Beyond Views: Measuring and Predicting Engagement in Online Videos
This addresses the need for better resource allocation in attention and promotion for online video platforms, though it is incremental by focusing on measurement and prediction rather than a new paradigm.
The paper tackled the problem of measuring video engagement beyond view counts by analyzing 5.3 million YouTube videos, finding that engagement metrics like time watched are stable over time and predictable with an R2 of 0.77 from video context and channel information.

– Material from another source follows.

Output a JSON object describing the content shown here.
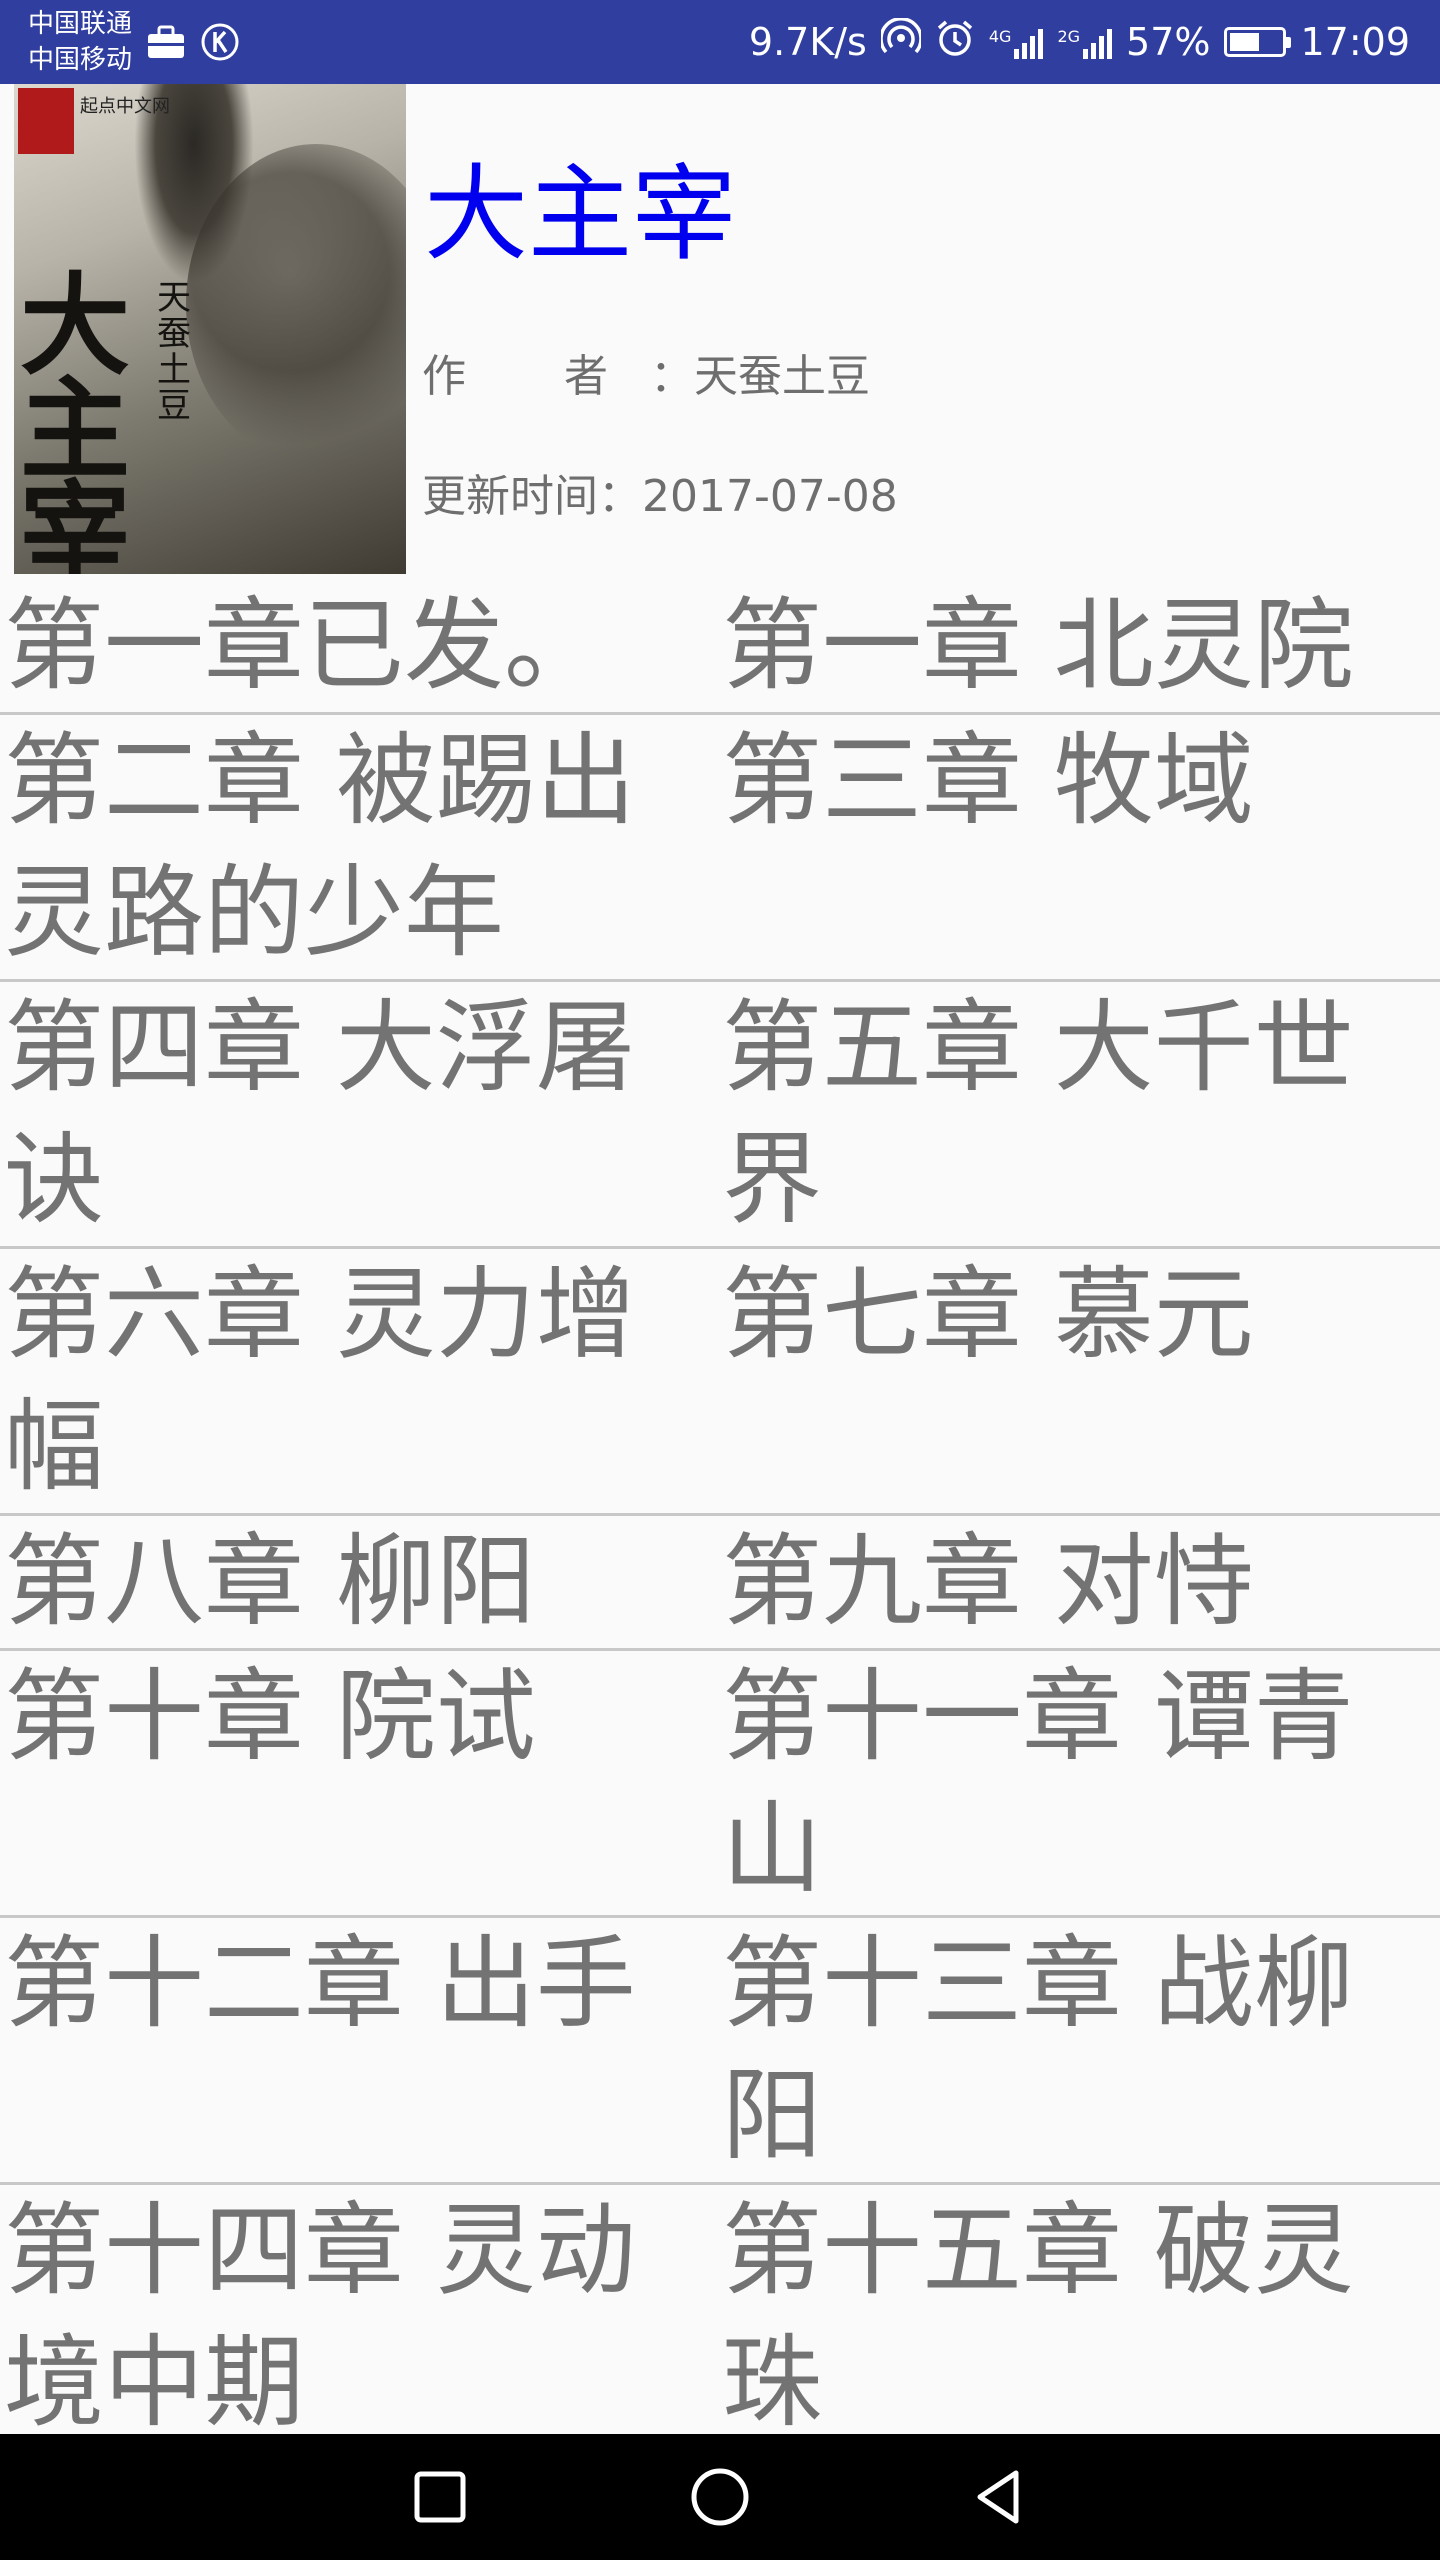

The share of videos in the internet traffic has been growing, therefore understanding how videos capture attention on a global scale is also of growing importance. Most current research focus on modeling the number of views, but we argue that video engagement, or time spent watching is a more appropriate measure for resource allocation problems in attention, networking, and promotion activities. In this paper, we present a first large-scale measurement of video-level aggregate engagement from publicly available data streams, on a collection of 5.3 million YouTube videos published over two months in 2016. We study a set of metrics including time and the average percentage of a video watched. We define a new metric, relative engagement, that is calibrated against video properties and strongly correlate with recognized notions of quality. Moreover, we find that engagement measures of a video are stable over time, thus separating the concerns for modeling engagement and those for popularity -- the latter is known to be unstable over time and driven by external promotions. We also find engagement metrics predictable from a cold-start setup, having most of its variance explained by video context, topics and channel information -- R2=0.77. Our observations imply several prospective uses of engagement metrics -- choosing engaging topics for video production, or promoting engaging videos in recommender systems.